Glen Oaks Village Owners, Inc. v. Mauro

117 Misc. 2d 151 | N.Y. City Civ. Ct. | 1982

OPINION OF THE COURT

John A. Milano, J.

This court is asked to define and construe the procedural, substantive and jurisdictional parameters of a new RPAPL 753 (subd 4) (L 1982, ch 870, eff July 29, 1982) where a tenant holds over in premises occupied for dwelling purposes in the City of New York.

FACTS

Petitioner, Glen Oaks Village Owners, Inc., brings this summary holdover proceeding against the respondent proprietary lessee, Debra Mauro, after having terminated by 10-day notice, the co-operative corporation lease on the grounds that without first having obtained written consent of the lessor, and in violation of the terms and provisions of said lease, that the said respondent installed an air conditioner sleeve through the wall of respondent’s apartment. In addition, petitioner requests legal fees in the sum of $250.

PROCEEDINGS

The respondent failed to appear at the time of trial and petitioner at the inquest submitted his prima facie case in *152regard to the said breach of the proprietary lease and legal fees. The petitioner’s attorney, at the conclusion of his case, demanded an unconditional judgment of possession citing as the reason the failure of the proprietary lessee, after opportunity and notice, to cure the said breach and the subsequent termination of the leasehold.

STATUTE

Chapter 870 of the Laws of 1982 amends the heading of RPAPL 753 (subd 1) by deleting the term “Discretionary stay” where a tenant holds over in premises occupied for dwelling purposes in the City of New York and adds a new subdivision 4 which reads as follows: “In the event that such proceeding is based upon a claim that the tenant or lessee has breached a provision of the lease, the court shall grant a ten day stay of issuance of the warrant, during which time the respondent may correct such breach.”

petitioner’s argument

Petitioner’s attorney argues that RPAPL 753 does not apply to proprietary co-op leases; that even if it does apply that the provisions of the proprietary lease are such that once the lease is terminated by reason of breach, it cannot be revived by this amendment. Further that if this amendment was designed to replace “yellowstone injunctions” it does not toll the notice to cure; that the court may not exercise discretion in granting a stay of the issuance of the warrant for the purpose of giving the tenant or lessee an opportunity to cure the said breach.

ANALYSIS

It would appear that this new amendment to RPAPL 753 is not procedural but substantive in nature and its effect (unlike “yellowstone injunctions” which toll the time within which to cure a violation of a substantial covenant of the lease) is to give a tenant a last clear chance to cure, even after he has failed to cure the breach in the “cure period”. (First Nat. Stores v Yellowstone Shopping Center, 21 NY2d 630.) It constitutes a conditional limitation on the landlord’s right of termination of the leasehold by reason of a breach of a provision of the lease. It applies to all residential tenancies including co-operatives. (See Suarez *153v Rivercross Tenants’ Corp., 107 Misc 2d 135 [App Term]; Jimerson Housing Co. v Butler, 102 Misc 2d 423 [App Term].) And the language of section 4 mandates the court to grant a conditional judgment and the curing of the breach reinstates the term previously terminated.

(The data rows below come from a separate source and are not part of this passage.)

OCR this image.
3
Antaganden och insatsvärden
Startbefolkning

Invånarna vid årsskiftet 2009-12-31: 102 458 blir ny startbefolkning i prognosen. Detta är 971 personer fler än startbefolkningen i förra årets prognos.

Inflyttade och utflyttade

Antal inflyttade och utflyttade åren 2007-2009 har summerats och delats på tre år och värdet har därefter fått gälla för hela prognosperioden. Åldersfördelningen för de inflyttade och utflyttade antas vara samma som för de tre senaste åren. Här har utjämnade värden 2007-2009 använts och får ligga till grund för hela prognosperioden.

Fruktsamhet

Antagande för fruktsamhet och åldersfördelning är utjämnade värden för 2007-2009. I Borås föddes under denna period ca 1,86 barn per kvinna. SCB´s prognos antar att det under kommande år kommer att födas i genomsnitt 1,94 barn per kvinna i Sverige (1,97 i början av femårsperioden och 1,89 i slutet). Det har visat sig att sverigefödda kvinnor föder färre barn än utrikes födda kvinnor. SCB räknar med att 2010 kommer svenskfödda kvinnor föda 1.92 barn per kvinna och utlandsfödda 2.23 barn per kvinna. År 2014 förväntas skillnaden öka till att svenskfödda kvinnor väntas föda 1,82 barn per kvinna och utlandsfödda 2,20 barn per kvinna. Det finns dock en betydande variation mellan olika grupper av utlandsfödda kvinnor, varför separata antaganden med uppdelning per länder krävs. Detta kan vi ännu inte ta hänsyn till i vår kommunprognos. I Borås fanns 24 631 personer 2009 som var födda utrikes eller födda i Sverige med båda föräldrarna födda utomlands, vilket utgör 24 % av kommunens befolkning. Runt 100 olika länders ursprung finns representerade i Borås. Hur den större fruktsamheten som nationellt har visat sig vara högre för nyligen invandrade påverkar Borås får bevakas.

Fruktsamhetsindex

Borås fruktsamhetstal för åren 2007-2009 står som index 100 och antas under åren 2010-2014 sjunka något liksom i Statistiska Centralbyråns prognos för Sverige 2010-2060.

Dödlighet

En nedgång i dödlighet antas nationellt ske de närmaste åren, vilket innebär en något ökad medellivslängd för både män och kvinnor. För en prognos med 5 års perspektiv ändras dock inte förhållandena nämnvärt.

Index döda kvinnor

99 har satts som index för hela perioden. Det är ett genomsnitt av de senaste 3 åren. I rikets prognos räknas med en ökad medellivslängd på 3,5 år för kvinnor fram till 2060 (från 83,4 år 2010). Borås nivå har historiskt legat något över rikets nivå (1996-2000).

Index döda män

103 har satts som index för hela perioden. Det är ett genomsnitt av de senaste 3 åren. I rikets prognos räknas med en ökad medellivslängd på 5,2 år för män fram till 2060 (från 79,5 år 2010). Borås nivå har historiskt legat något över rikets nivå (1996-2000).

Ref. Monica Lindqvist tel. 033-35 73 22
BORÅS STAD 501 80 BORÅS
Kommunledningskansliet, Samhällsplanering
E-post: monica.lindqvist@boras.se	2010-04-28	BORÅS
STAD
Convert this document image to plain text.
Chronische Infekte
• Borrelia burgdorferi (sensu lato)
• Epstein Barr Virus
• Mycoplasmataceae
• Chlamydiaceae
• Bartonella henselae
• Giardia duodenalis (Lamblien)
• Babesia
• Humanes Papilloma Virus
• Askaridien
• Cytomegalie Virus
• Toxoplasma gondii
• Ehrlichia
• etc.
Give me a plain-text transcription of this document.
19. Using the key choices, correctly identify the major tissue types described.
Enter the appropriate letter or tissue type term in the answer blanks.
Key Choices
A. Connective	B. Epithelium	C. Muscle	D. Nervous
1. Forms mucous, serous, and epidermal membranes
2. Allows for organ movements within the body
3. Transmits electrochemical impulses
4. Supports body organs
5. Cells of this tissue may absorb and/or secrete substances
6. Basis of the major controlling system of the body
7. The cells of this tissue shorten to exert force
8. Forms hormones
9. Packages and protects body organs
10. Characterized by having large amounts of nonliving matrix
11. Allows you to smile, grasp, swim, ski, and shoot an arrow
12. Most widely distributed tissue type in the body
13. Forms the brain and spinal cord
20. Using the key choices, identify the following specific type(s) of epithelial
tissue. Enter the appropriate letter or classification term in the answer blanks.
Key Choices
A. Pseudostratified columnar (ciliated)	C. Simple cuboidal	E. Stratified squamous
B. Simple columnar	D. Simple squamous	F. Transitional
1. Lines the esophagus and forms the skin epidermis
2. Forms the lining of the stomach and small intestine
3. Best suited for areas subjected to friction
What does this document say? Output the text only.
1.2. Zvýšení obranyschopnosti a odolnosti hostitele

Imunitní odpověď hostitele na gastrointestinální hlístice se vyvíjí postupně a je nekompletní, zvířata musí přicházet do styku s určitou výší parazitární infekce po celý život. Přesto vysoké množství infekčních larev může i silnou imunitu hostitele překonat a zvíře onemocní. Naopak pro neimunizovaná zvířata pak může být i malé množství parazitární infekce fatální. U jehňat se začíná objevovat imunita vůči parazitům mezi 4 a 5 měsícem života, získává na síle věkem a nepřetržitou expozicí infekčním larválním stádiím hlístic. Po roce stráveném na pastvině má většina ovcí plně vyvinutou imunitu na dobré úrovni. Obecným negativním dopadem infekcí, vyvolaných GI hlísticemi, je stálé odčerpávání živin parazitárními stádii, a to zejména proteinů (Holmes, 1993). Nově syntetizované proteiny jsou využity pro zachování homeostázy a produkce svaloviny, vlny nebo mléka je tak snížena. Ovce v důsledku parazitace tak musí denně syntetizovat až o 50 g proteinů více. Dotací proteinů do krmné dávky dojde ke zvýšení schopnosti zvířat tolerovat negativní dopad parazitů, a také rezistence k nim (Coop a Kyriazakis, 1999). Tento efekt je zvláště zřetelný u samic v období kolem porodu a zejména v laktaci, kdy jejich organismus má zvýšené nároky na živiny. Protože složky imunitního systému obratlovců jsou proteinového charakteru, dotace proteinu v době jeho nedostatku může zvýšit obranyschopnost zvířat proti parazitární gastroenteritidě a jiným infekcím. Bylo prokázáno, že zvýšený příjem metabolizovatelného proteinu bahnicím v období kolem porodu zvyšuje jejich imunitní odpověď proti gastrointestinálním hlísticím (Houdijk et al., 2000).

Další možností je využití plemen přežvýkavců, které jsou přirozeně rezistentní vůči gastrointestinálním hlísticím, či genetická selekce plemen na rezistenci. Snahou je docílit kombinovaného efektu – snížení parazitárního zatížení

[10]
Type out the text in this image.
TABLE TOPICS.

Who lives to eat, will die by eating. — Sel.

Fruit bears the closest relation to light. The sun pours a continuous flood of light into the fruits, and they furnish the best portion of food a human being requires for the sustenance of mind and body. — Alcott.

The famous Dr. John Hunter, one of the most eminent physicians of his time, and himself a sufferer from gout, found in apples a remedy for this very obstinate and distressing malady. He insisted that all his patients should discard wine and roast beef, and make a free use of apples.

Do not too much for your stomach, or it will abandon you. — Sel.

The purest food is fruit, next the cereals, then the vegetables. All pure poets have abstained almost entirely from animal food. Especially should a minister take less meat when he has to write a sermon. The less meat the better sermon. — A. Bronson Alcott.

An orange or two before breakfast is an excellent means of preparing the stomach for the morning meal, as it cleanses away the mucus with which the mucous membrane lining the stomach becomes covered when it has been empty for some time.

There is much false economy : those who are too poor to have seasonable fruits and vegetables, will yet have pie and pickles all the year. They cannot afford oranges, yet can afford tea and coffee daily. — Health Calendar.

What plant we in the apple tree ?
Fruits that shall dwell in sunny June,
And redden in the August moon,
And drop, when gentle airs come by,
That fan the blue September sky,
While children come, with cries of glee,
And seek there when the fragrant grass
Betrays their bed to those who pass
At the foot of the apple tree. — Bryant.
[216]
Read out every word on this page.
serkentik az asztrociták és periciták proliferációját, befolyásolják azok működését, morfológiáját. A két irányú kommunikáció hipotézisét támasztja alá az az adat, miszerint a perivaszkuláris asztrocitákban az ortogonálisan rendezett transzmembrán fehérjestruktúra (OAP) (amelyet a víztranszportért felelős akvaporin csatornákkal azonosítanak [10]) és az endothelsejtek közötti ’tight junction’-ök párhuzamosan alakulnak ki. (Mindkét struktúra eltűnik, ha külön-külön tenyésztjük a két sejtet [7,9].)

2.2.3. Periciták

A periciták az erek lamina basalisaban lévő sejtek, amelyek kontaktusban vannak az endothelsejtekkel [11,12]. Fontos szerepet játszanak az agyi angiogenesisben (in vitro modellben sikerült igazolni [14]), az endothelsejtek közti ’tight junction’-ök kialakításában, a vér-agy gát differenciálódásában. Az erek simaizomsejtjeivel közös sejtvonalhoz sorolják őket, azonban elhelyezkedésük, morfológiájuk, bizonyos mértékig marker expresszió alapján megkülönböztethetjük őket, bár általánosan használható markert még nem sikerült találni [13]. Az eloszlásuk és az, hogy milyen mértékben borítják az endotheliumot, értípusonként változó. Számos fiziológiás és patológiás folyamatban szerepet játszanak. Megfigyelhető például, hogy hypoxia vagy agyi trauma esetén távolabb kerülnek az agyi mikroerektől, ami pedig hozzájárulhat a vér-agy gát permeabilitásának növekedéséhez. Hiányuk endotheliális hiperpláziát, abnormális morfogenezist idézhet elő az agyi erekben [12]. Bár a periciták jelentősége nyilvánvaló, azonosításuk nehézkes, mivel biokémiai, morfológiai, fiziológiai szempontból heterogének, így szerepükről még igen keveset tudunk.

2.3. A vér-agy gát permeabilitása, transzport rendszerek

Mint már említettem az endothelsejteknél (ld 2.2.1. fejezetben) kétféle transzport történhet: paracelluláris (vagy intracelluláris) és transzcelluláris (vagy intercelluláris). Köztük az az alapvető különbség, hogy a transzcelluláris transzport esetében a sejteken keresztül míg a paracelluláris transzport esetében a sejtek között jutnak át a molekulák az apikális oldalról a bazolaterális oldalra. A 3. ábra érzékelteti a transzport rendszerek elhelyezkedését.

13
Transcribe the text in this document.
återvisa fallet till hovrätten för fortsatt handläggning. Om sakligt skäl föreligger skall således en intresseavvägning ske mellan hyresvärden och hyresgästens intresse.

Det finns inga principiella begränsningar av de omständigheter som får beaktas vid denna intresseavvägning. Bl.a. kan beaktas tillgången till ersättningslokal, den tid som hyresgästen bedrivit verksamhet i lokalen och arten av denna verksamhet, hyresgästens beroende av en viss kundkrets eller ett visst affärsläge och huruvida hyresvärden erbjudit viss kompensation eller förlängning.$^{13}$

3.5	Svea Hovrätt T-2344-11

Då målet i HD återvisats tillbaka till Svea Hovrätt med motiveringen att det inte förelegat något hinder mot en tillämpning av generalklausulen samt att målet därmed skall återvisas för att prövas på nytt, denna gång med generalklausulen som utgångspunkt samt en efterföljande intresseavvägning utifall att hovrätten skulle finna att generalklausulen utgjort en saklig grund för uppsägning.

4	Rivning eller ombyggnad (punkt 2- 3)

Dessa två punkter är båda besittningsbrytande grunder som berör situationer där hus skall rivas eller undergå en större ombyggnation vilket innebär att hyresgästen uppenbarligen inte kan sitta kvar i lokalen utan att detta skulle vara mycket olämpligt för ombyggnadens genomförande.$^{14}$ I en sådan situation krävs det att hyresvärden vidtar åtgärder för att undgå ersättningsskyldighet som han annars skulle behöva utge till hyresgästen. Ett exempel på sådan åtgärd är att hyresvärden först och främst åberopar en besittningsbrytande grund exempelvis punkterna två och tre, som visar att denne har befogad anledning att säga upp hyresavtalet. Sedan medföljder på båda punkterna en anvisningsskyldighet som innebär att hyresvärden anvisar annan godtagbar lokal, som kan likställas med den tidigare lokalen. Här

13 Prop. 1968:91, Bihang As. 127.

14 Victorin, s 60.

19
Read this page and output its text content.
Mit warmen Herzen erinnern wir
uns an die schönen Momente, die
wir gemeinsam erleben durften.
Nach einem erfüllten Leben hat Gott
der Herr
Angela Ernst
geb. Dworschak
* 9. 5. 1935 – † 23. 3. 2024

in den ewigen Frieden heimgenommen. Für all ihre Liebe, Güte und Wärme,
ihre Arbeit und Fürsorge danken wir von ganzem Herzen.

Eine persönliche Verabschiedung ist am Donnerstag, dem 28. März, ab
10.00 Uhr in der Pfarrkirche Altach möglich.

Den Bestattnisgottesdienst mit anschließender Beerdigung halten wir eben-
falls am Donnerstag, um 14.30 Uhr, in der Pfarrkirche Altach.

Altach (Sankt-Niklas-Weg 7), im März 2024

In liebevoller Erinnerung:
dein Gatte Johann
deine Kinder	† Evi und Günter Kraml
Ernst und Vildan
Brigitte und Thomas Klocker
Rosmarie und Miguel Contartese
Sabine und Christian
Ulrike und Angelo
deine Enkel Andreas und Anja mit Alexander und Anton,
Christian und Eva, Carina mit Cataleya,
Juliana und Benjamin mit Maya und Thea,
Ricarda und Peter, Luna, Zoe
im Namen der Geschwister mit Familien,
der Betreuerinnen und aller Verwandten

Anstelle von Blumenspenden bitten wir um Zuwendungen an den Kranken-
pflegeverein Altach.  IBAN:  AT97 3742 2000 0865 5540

Accordingly, final judgment in favor of the landlord for possession with the warrant stayed 10 days. In addition legal fees in the sum of $250 are awarded to the landlord. In the event the tenant cures said breach in said period, judgment to be null and void and the leasehold to be reinstated. Since this proceeding was by inquest, the 10 days shall toll from the mailing of this conditional judgment to the said lessee by certified mail.